Under the UK’s Data Protection Act 2018, the ICO is required to provide a notice of intention giving the details of the proposed fine and the circumstances as to why the ICO seeks to issue it. Marriott will now have a minimum of 21 days to make written representations to the ICO on the proposed fine. Marriott’s Chief Executive Officer Arne Sorenson has already expressed Marriott’s disappointment in the notice of intent and confirmed it will dispute the notice and therefore make representations. With shares in Marriott dropping 1.9 per cent this afternoon, Marriott will be hoping that its representations will be heard and the penalty notice reduced.
What does the fine relate to?
The proposed fine has been imposed following a cybersecurity incident that Marriott notified the ICO about in November 2018. Please see our blog where the incident is discussed in some detail. In simple terms, the incident commenced in 2014 when the Starwood hotels group systems were compromised, allowing the personal data of the 339 million guests to be exposed over a four-year period. Marriott acquired the Starwood hotels group in 2016, however the vulnerability and exposure of the guests’ data was only uncovered in 2018.
What did the ICO Investigation find?
Whilst Marriott did co-operate with the ICO throughout the investigation and has since taken steps to improve the security of their systems:
• Marriott did not undertake satisfactory due diligence when it acquired Starwood as this should have been uncovered in the acquisition process; and
• Marriott should have had more robust security measures in place to ensure the security of the systems.
Two key takeaways from the two proposed fines?
• When acquiring a business – you must undertake satisfactory due diligence.
• You should have robust security measures in place to ensure the security of your systems. The ICO has made it clear that they will not be tolerant of poor security procedures.
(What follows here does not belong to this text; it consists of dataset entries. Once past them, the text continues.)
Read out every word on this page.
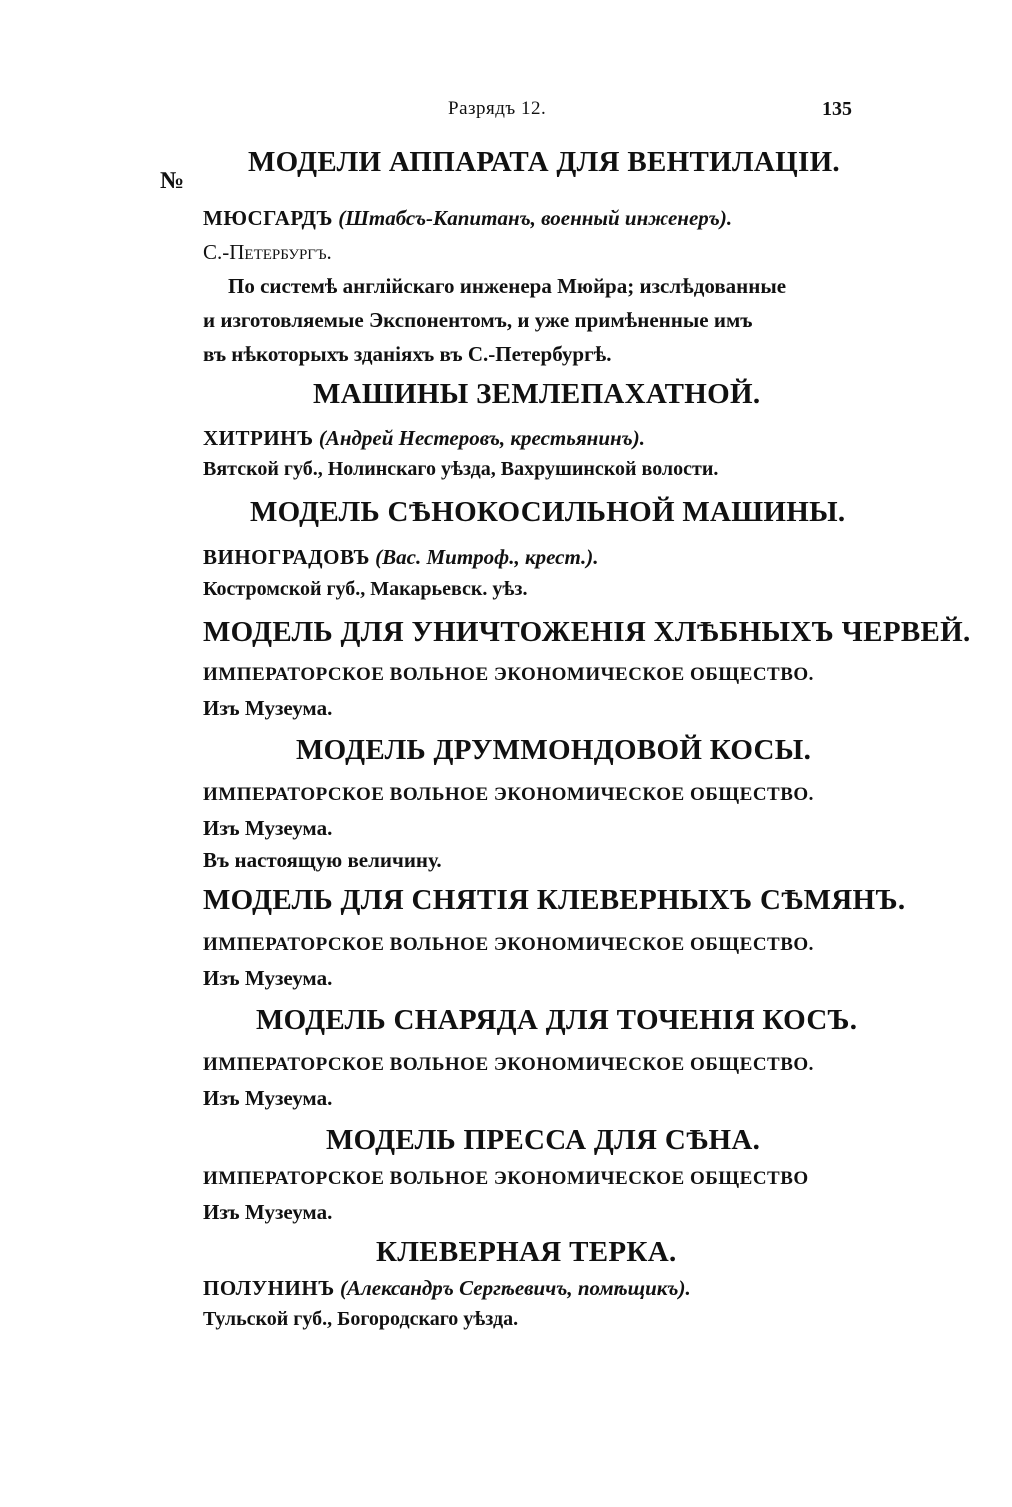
Разрядъ 12.	135
№
МОДЕЛИ АППАРАТА ДЛЯ ВЕНТИЛАЦІИ.
МЮСГАРДЪ (Штабсъ-Капитанъ, военный инженеръ).
С.-Петербургъ.
По системѣ англійскаго инженера Мюйра; изслѣдованные
и изготовляемые Экспонентомъ, и уже примѣненные имъ
въ нѣкоторыхъ зданіяхъ въ С.-Петербургѣ.
МАШИНЫ ЗЕМЛЕПАХАТНОЙ.
ХИТРИНЪ (Андрей Нестеровъ, крестьянинъ).
Вятской губ., Нолинскаго уѣзда, Вахрушинской волости.
МОДЕЛЬ СѢНОКОСИЛЬНОЙ МАШИНЫ.
ВИНОГРАДОВЪ (Вас. Митроф., крест.).
Костромской губ., Макарьевск. уѣз.
МОДЕЛЬ ДЛЯ УНИЧТОЖЕНІЯ ХЛѢБНЫХЪ ЧЕРВЕЙ.
ИМПЕРАТОРСКОЕ ВОЛЬНОЕ ЭКОНОМИЧЕСКОЕ ОБЩЕСТВО.
Изъ Музеума.
МОДЕЛЬ ДРУММОНДОВОЙ КОСЫ.
ИМПЕРАТОРСКОЕ ВОЛЬНОЕ ЭКОНОМИЧЕСКОЕ ОБЩЕСТВО.
Изъ Музеума.
Въ настоящую величину.
МОДЕЛЬ ДЛЯ СНЯТІЯ КЛЕВЕРНЫХЪ СѢМЯНЪ.
ИМПЕРАТОРСКОЕ ВОЛЬНОЕ ЭКОНОМИЧЕСКОЕ ОБЩЕСТВО.
Изъ Музеума.
МОДЕЛЬ СНАРЯДА ДЛЯ ТОЧЕНІЯ КОСЪ.
ИМПЕРАТОРСКОЕ ВОЛЬНОЕ ЭКОНОМИЧЕСКОЕ ОБЩЕСТВО.
Изъ Музеума.
МОДЕЛЬ ПРЕССА ДЛЯ СѢНА.
ИМПЕРАТОРСКОЕ ВОЛЬНОЕ ЭКОНОМИЧЕСКОЕ ОБЩЕСТВО
Изъ Музеума.
КЛЕВЕРНАЯ ТЕРКА.
ПОЛУНИНЪ (Александръ Сергѣевичъ, помѣщикъ).
Тульской губ., Богородскаго уѣзда.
The ICO has demonstrated that they will impose larger and more substantial fines under data protection legislation on companies that have experienced data breaches, especially those that could have been prevented by steps such as improved due diligence and enhanced security measures.
Make no mistake the ICO is showing that the legislation has real teeth and the ICO proposes to use that legislation to the fullest extent.
Val Surgenor is a partner at MacRoberts.